Video Delivery Optimization
Video content is pre-processed and stored in multiple formats and bitrates. CDN edge servers cache video segments locally to minimize latency. Adaptive bitrate streaming algorithms optimize quality based on network conditions.
Security Considerations
Content Protection
Video content is encrypted using DRM (Digital Rights Management) technologies. Content keys are managed securely and distributed only to authorized clients. Watermarking techniques help prevent unauthorized distribution.
User Authentication
User authentication uses OAuth 2.0 with JWT tokens for session management. Multi-factor authentication provides additional security for user accounts. API endpoints implement rate limiting and authentication checks.
Data Privacy
User viewing data is anonymized and aggregated for analytics purposes. Personal information is encrypted and stored securely. Privacy controls allow users to manage their data sharing preferences.
Monitoring and Analytics
Performance Monitoring
The system monitors key metrics including video start time, buffering events, and error rates. CDN performance metrics track cache hit rates and bandwidth usage. Service health checks ensure system availability.
User Analytics
User behavior analytics track viewing patterns, content preferences, and engagement metrics. A/B testing frameworks enable experimentation with recommendation algorithms and user interface changes.
Content Analytics
Content performance metrics track view counts, completion rates, and user ratings. Content recommendation effectiveness is measured through click-through rates and user engagement metrics.

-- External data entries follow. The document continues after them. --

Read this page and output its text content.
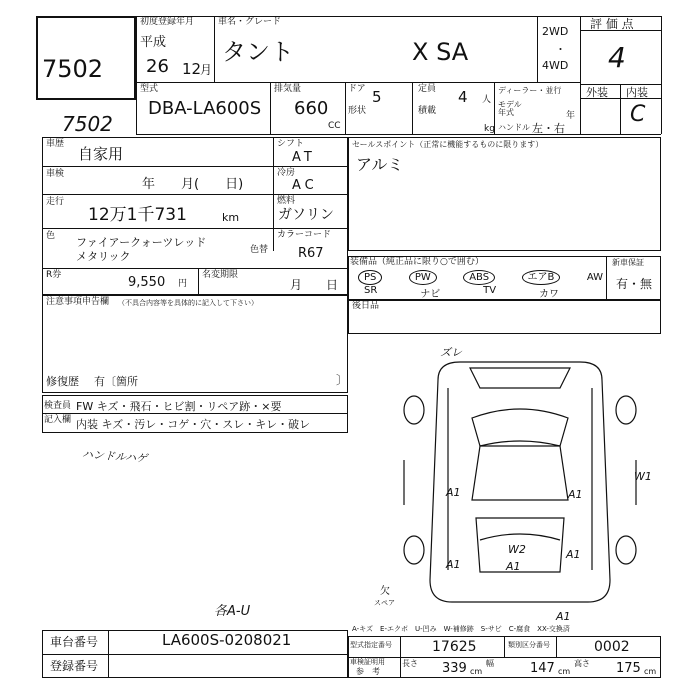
7502
7502
初度登録年月
平成
26 12
月
車名・グレード
タント	X SA
2WD
・
4WD
評 価 点
4
型式
DBA-LA600S
排気量
660
CC
ドア 5
形状
定員 4 人
積載
kg
ディーラー・並行
モデル
年式	年
ハンドル 左・右
外装 内装
C
車歴
自家用
車検
年　　月(　　日)
走行
12万1千731	km
色 ファイアークォーツレッド
メタリック	色替
R券	9,550 円
名変期限
月　　日
シフト
AT
冷房
AC
燃料
ガソリン
カラーコード
R67
セールスポイント（正常に機能するものに限ります）
アルミ
装備品（純正品に限り○で囲む）
PS	PW	ABS	エアB	AW
SR	ナビ	TV	カワ
新車保証
有・無
後日品
注意事項申告欄 （不具合内容等を具体的に記入して下さい）
修復歴 有〔箇所	〕
検査員
記入欄
FW キズ・飛石・ヒビ割・リペア跡・×要
内装 キズ・汚レ・コゲ・穴・スレ・キレ・破レ
ハンドルハゲ
各A-U
ズレ
A1	A1
W1
W2
A1
A1
A1
A1
欠
スペア
A-キズ　E-エクボ　U-凹み　W-補修跡　S-サビ　C-腐食　XX-交換済
車台番号	LA600S-0208021
登録番号
型式指定番号	17625	類別区分番号	0002
車検証明用
参　考
長さ 339 cm
幅	147 cm
高さ 175 cm
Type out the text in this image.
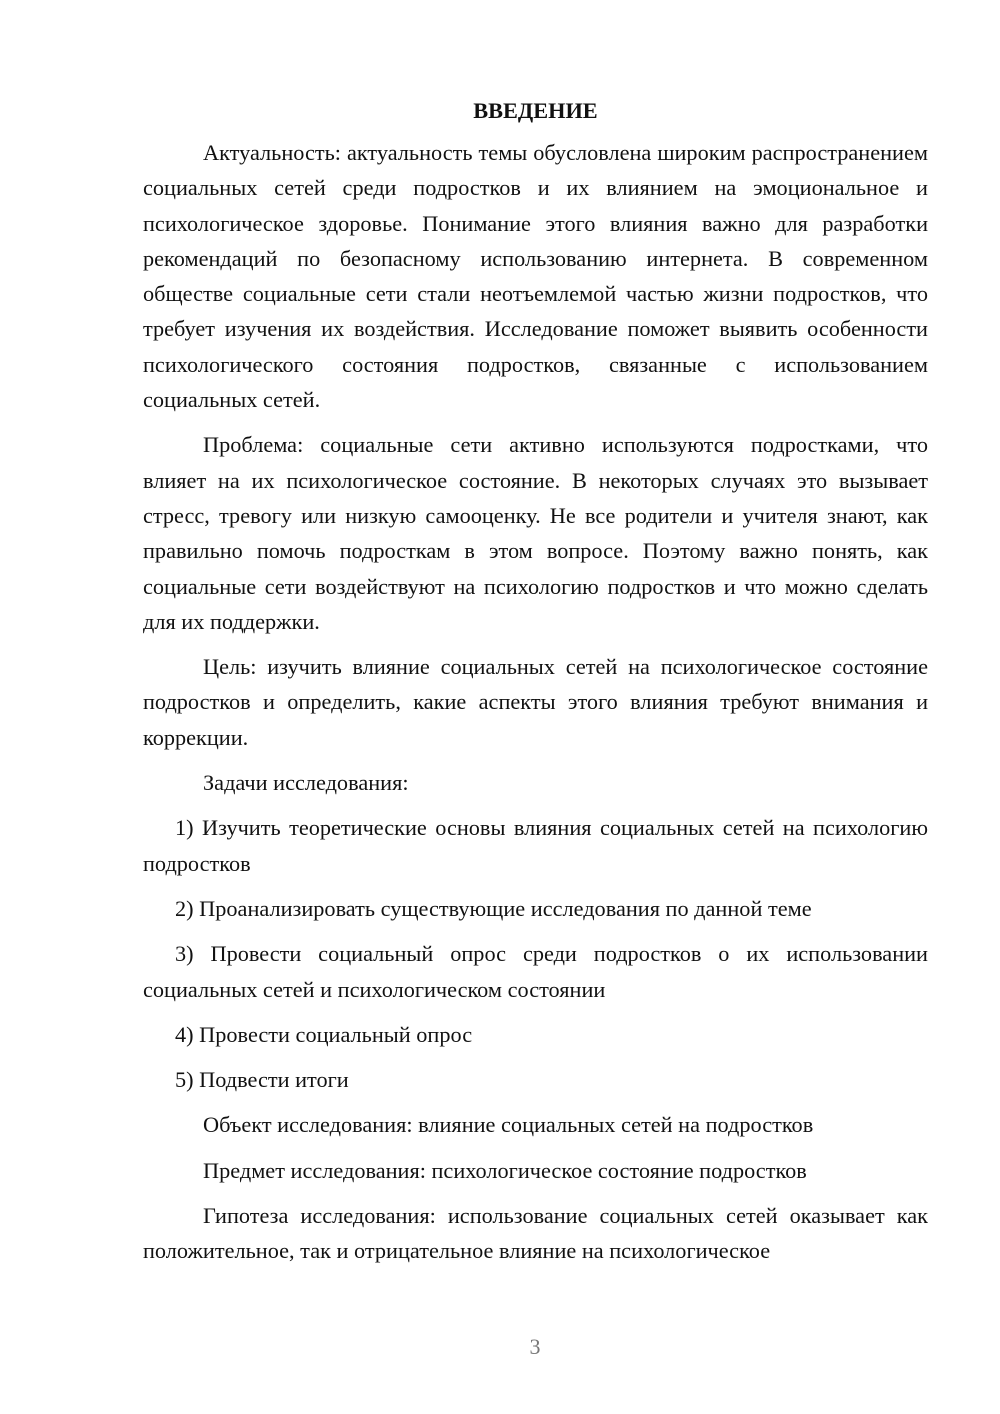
ВВЕДЕНИЕ

Актуальность: актуальность темы обусловлена широким распространением социальных сетей среди подростков и их влиянием на эмоциональное и психологическое здоровье. Понимание этого влияния важно для разработки рекомендаций по безопасному использованию интернета. В современном обществе социальные сети стали неотъемлемой частью жизни подростков, что требует изучения их воздействия. Исследование поможет выявить особенности психологического состояния подростков, связанные с использованием социальных сетей.

Проблема: социальные сети активно используются подростками, что влияет на их психологическое состояние. В некоторых случаях это вызывает стресс, тревогу или низкую самооценку. Не все родители и учителя знают, как правильно помочь подросткам в этом вопросе. Поэтому важно понять, как социальные сети воздействуют на психологию подростков и что можно сделать для их поддержки.

Цель: изучить влияние социальных сетей на психологическое состояние подростков и определить, какие аспекты этого влияния требуют внимания и коррекции.

Задачи исследования:

1) Изучить теоретические основы влияния социальных сетей на психологию подростков

2) Проанализировать существующие исследования по данной теме

3) Провести социальный опрос среди подростков о их использовании социальных сетей и психологическом состоянии

4) Провести социальный опрос

5) Подвести итоги

Объект исследования: влияние социальных сетей на подростков

Предмет исследования: психологическое состояние подростков

Гипотеза исследования: использование социальных сетей оказывает как положительное, так и отрицательное влияние на психологическое

3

Trade-offs and Considerations
Consistency vs Availability
The system prioritizes availability over strong consistency for video streaming. User viewing history may have eventual consistency, but streaming services maintain high availability. Content metadata uses eventual consistency for better performance.
Cost vs Performance
CDN costs increase with global distribution and high bandwidth usage. The system balances performance requirements with cost constraints through intelligent caching and content optimization strategies.
Quality vs Bandwidth
Adaptive bitrate streaming balances video quality with bandwidth usage. Higher quality videos require more bandwidth but provide better user experience. The system optimizes this trade-off based on network conditions and user preferences.
Future Enhancements
Advanced Recommendations
Machine learning models can be enhanced with deep learning techniques for better recommendation accuracy. Real-time recommendation updates based on current viewing behavior can improve personalization.
Interactive Content
Support for interactive content like choose-your-own-adventure shows can enhance user engagement. Interactive features require additional infrastructure for user input processing and content branching.
Global Expansion
Expanding to new regions requires content localization and compliance with local regulations. Multi-language support and regional content libraries can improve global user experience.
Interview Tips
Key Points to Cover
- CDN Architecture: Explain how content delivery networks work and their role in video streaming
- Video Transcoding: Discuss the importance of multiple formats and adaptive bitrate streaming
- Recommendation Engine: Explain collaborative filtering and content-based filtering algorithms
- Scalability: Discuss horizontal scaling strategies and global distribution challenges
Common Follow-up Questions
- How would you handle video buffering and quality adaptation?
- What strategies would you use for content recommendation?
- How would you optimize CDN performance globally?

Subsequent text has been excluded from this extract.